Outwardly, I am very feminine. But inside I grew tough as nails. I refused to cry, and I learned to tolerate beatings the way a boy would.
Dad also taught me how to ride a bike and play sports. Of course, his teaching methods were no less extreme when it came to the physical arena than they were in the classroom. When I was just a toddler, he taught me to swim by equipping me with an inflatable ring and tossing me into the deep end of the public swimming pool.
“You won’t sink—the ring will keep you afloat,” he assured me while adjusting the ring around my waist.
“Okay,” I croaked.
My voice was trembling, and I could hardly breathe; I was in the throes of an anxiety attack. I urged myself to calm down, because I knew any show of fear on my face would be taken as a sign of weakness, which would inevitably enrage him.
“Put your head in the water, but keep your eyes open,” he commanded.
Duly submerged, I was confronted by an unfamiliar blue world, dappled with reflected sunlight. I was just a small child at the time, and the liquid silence below the surface completely disoriented me. I was terrified. I was certain I would drown.
My reward for surviving the water torture consisted of a trip to the yogurt stall. Chinese yogurt is nothing like the delicious treats Westerners are used to—it’s lumpy, sour stuff, and it made me gag. “It’s good for your health,” Dad said, staring at me closely to make sure I swallowed it. “What doesn’t kill you makes you stronger!”
As painful as some of my earliest memories are, I recognize that, in many ways, I was lucky that my father took the trouble to teach me how to swim and play the accordion. It was unusual for most Chinese parents at the time, and it lent me a certain edge. Unlike many of my peers, especially those who did well in school,
I wasn’t just an assembly-line robot, memorizing facts and spewing numbers to get through school. Dad’s lessons made me well rounded and creative, as strong in the right side as in the left side of my brain.
More often than not, my father’s rages were completely disproportionate to any perceived transgression. His reactions to my music practice were a case in point. One of his favorite pastimes was listening to or playing a piece of classical music; I can still remember him standing by the window in the dimming evening light, playing “The Swan,” his favorite piece by Camille Saint-Saens. The devotion with which he played afforded us a rare glimpse of his softer side, and even today, the sad strains of that piece can move me to tears. Music was Dad’s way of finding freedom of expression without resorting to politics. It was nourishment for his starving soul, and he wanted the same for me.

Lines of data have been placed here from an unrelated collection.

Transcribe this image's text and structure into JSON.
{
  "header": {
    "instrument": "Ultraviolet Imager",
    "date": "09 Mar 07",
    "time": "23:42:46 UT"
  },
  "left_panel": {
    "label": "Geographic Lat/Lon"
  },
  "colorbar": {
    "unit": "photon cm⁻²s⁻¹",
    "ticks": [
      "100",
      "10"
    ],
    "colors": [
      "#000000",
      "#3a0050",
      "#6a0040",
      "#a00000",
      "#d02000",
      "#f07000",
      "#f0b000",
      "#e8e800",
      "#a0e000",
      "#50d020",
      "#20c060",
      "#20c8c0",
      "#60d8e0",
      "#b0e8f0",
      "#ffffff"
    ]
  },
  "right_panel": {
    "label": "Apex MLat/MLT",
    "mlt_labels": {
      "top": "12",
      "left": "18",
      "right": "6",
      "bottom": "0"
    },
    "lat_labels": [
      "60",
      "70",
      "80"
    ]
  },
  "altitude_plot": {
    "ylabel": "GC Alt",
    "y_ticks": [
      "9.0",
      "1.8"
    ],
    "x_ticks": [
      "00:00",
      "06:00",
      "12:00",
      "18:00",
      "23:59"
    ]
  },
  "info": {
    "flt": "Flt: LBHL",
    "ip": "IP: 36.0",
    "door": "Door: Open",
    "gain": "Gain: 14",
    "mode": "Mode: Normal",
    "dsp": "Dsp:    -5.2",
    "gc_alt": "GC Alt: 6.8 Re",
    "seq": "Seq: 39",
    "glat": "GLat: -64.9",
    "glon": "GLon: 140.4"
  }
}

This made him determined to transform me into a miniature maestro. But because we couldn’t afford a piano, I was forced to learn the accordion. The wretched instrument was about two-thirds my size and weighed more than I did. I particularly hated the way the bellows would pinch the flesh on my thighs if I practiced sitting. But I had no choice. Dad engaged the services of one of the best instructors in the city for me, and she often came so early I’d wake to her sitting by my bed in the morning, waiting for me to get up so we could begin.
Music was so important in our household that on weekends my mother would prepare a sumptuous lunch for my instructor, an honored guest in our home. I enjoyed the feast but thoroughly dreaded what came after. Dad would tell us what piece he wanted to hear, and if I didn’t measure up to his standards by the end of the day, I would receive yet another walloping. The performance could have been note-perfect, but it wouldn’t have mattered. His reaction depended entirely on his moods.